Mais ils sont sympas quand même, même si William a une fois essayé de m'attacher les cheveux à un arbre sous prétexte qu'il avait à étudier Antigone... 

Je me lève et vais tirer le rideau blanc transparent jauni par les quelques rayons de soleil matinaux. Lorsque j'ouvre la porte de la Véranda, une bouffée d'air chaud et humide me fouette le visage, je respire un bon coup et fait glisser toute la baie vitrée pour aérer la chambre. Je sors admirer le lever de soleil. Je me penche un peu sur la rambarde lorsque j'entends quelqu'un parler, deux femmes de ménage viennent d'arriver, et elles parlent avec... Carl ? Qu'est-ce qu'il fait réveillé à une heure aussi matinale ? Je suis passée devant sa chambre hier vers 3 heures du matin pour me servir un verre d'eau, la porte était entrouverte et je l'ai vu encore scotché devant son téléphone. Je ne juge pas, mais, a-t-il dormi ? à en croire sa voix grave, je n'en suis pas si sûre... 

— Granny dort encore, entrez. 

Sa voix est sèche lorsqu'il s'adresse à Lucy et Maria, ça me déplaît assez. Les deux femmes s'exécutent en silence. 

Comme si c'était lui qui les payait... 

Je rentre du balcon et traverse ma chambre à grandes enjambées. Lorsque je franchis le seuil la porte, c'est William que je vois passer en caleçon, ses cheveux blonds sont en bataille et il a une brosse à dents dans la bouche, et son téléphone à la main :

— Salut, Molière, bien dormi ? déclare-t-il en enlevant sa brosse à dents.

Je suis subjuguée, il n'a donc aucune pudeur ?! quand-même, ma mère et mon père sont là, les bonnes aussi... Il n'a pas peur de tomber face sur quelqu'un ? 

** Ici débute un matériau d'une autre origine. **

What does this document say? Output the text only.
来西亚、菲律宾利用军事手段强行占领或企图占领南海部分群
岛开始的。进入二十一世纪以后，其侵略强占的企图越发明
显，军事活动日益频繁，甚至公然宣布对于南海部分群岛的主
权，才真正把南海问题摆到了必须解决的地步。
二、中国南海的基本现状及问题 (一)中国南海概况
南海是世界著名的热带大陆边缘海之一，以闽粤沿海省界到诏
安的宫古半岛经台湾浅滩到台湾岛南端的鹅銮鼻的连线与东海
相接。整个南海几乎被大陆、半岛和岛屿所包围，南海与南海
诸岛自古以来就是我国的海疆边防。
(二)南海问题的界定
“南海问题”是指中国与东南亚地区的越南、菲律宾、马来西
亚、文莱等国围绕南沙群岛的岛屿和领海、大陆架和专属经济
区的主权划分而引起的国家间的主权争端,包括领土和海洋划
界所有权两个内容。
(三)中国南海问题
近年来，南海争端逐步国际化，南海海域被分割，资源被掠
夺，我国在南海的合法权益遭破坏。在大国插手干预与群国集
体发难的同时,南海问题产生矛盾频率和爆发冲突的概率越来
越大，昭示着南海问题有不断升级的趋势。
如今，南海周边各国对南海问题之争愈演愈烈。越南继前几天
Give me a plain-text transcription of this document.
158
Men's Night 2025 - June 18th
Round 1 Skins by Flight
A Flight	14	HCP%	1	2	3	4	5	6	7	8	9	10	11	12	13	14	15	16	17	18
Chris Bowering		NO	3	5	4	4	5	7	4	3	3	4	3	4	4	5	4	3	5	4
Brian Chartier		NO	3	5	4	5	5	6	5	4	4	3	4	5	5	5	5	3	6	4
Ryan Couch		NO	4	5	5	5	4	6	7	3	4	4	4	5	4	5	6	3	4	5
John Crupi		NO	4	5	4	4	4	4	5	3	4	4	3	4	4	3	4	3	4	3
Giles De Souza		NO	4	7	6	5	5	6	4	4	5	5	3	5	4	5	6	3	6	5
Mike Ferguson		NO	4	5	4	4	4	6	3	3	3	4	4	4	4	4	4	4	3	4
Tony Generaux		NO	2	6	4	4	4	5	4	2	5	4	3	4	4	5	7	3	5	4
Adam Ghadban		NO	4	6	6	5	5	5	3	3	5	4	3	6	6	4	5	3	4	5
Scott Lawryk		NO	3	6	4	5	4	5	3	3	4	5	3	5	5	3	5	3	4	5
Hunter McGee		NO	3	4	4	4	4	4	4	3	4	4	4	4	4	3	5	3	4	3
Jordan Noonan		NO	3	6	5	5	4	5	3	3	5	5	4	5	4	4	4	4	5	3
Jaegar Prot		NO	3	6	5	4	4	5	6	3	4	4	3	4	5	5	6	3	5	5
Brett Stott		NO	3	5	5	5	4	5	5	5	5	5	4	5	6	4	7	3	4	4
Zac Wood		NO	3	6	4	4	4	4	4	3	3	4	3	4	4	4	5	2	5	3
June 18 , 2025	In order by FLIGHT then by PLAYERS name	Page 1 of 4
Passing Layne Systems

— Euh, oui, j'ai bien dormi, bredouillai-je. 

— Super, bon bah je descends manger. 

Il replace sa brosse à dents et descends les marches en toute simplicité, comme si ce qui venait de se passer était normal. 

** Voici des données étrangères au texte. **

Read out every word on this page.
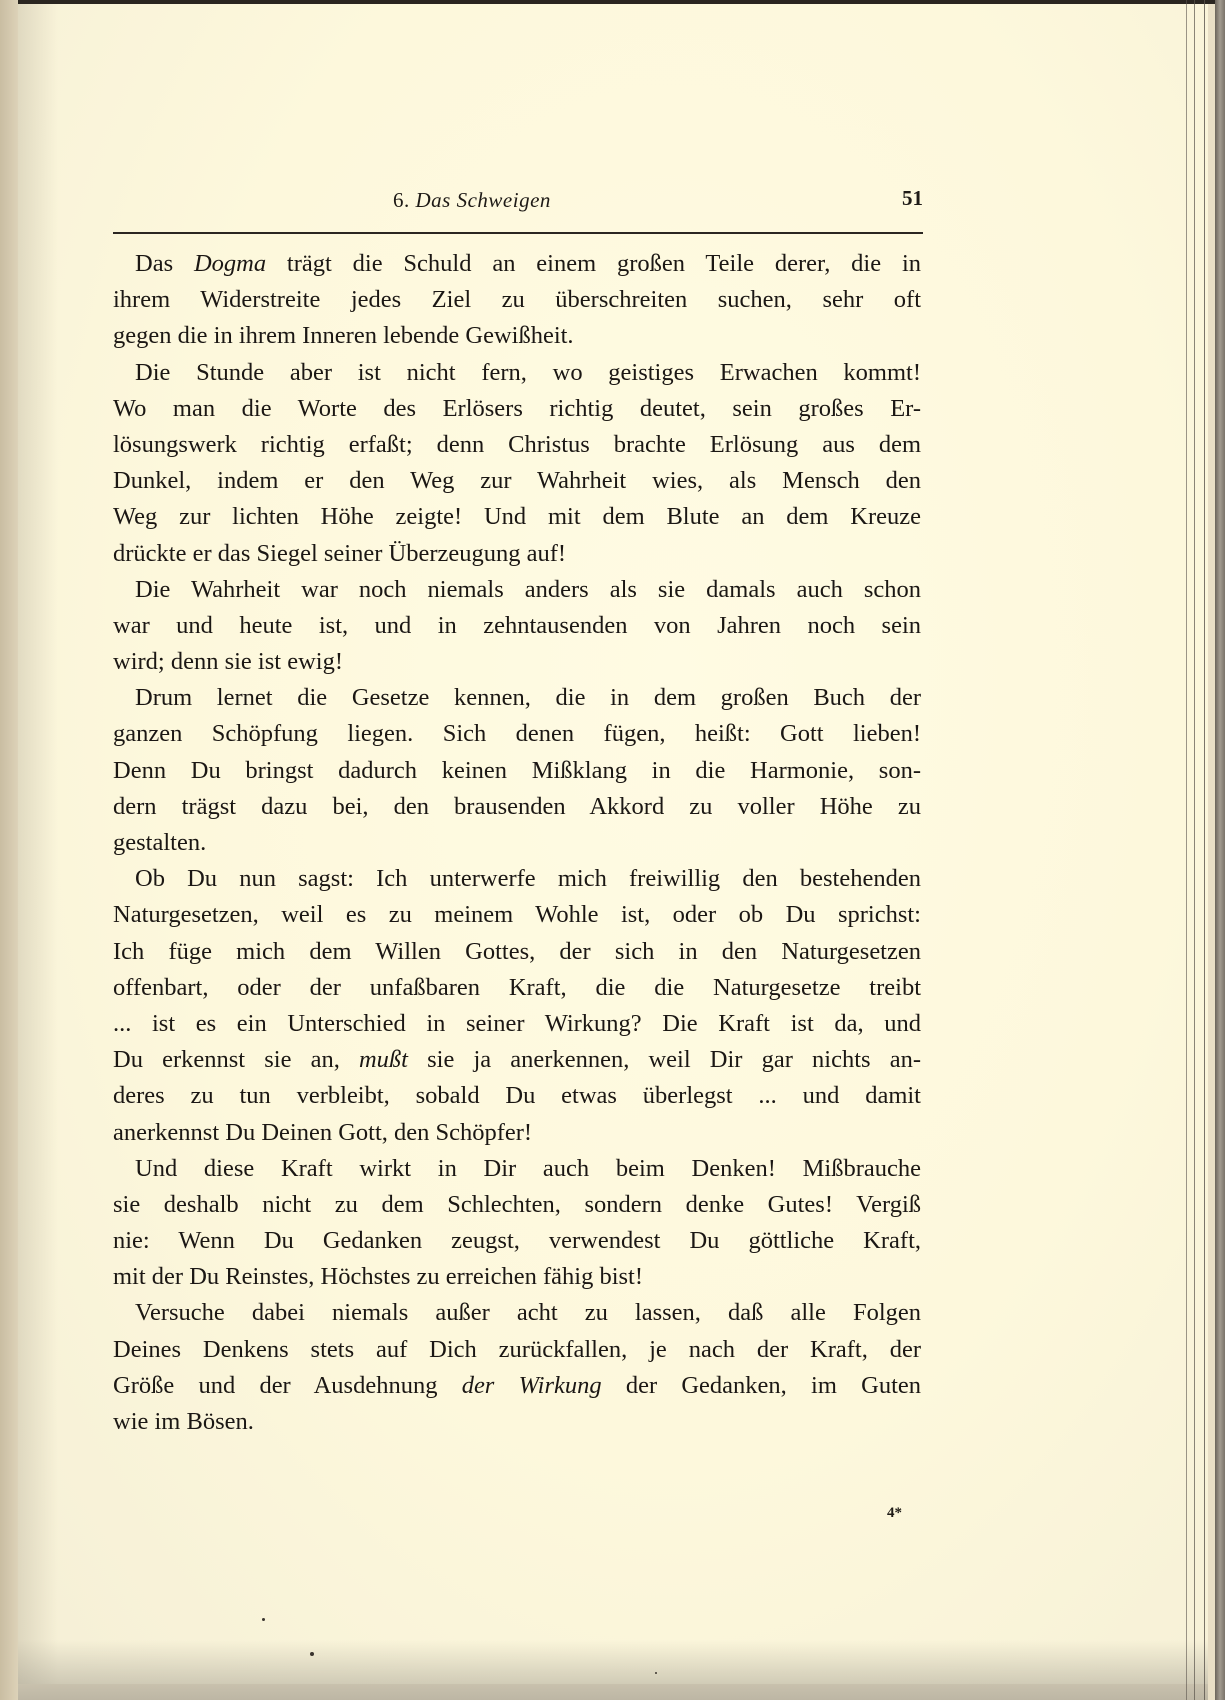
6. Das Schweigen	51
Das Dogma trägt die Schuld an einem großen Teile derer, die in
ihrem Widerstreite jedes Ziel zu überschreiten suchen, sehr oft
gegen die in ihrem Inneren lebende Gewißheit.
Die Stunde aber ist nicht fern, wo geistiges Erwachen kommt!
Wo man die Worte des Erlösers richtig deutet, sein großes Er-
lösungswerk richtig erfaßt; denn Christus brachte Erlösung aus dem
Dunkel, indem er den Weg zur Wahrheit wies, als Mensch den
Weg zur lichten Höhe zeigte! Und mit dem Blute an dem Kreuze
drückte er das Siegel seiner Überzeugung auf!
Die Wahrheit war noch niemals anders als sie damals auch schon
war und heute ist, und in zehntausenden von Jahren noch sein
wird; denn sie ist ewig!
Drum lernet die Gesetze kennen, die in dem großen Buch der
ganzen Schöpfung liegen. Sich denen fügen, heißt: Gott lieben!
Denn Du bringst dadurch keinen Mißklang in die Harmonie, son-
dern trägst dazu bei, den brausenden Akkord zu voller Höhe zu
gestalten.
Ob Du nun sagst: Ich unterwerfe mich freiwillig den bestehenden
Naturgesetzen, weil es zu meinem Wohle ist, oder ob Du sprichst:
Ich füge mich dem Willen Gottes, der sich in den Naturgesetzen
offenbart, oder der unfaßbaren Kraft, die die Naturgesetze treibt
... ist es ein Unterschied in seiner Wirkung? Die Kraft ist da, und
Du erkennst sie an, mußt sie ja anerkennen, weil Dir gar nichts an-
deres zu tun verbleibt, sobald Du etwas überlegst ... und damit
anerkennst Du Deinen Gott, den Schöpfer!
Und diese Kraft wirkt in Dir auch beim Denken! Mißbrauche
sie deshalb nicht zu dem Schlechten, sondern denke Gutes! Vergiß
nie: Wenn Du Gedanken zeugst, verwendest Du göttliche Kraft,
mit der Du Reinstes, Höchstes zu erreichen fähig bist!
Versuche dabei niemals außer acht zu lassen, daß alle Folgen
Deines Denkens stets auf Dich zurückfallen, je nach der Kraft, der
Größe und der Ausdehnung der Wirkung der Gedanken, im Guten
wie im Bösen.
4*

Je fais abstraction de ce que je viens de voir et essaye d'oublier l'image horrifiante de William en caleçon... Lorsque je regarde l'heure, il est 6h28, je m'empresse de descendre saluer les deux bonnes. Lorsque j'arrive à la cuisine, Carl est en shorts de plage orange et il textote toujours sur son téléphone qui doit comporter au moins 5 caméras, et William est appuyé contre le mur, toujours scotché à son écran en mangeant un donut.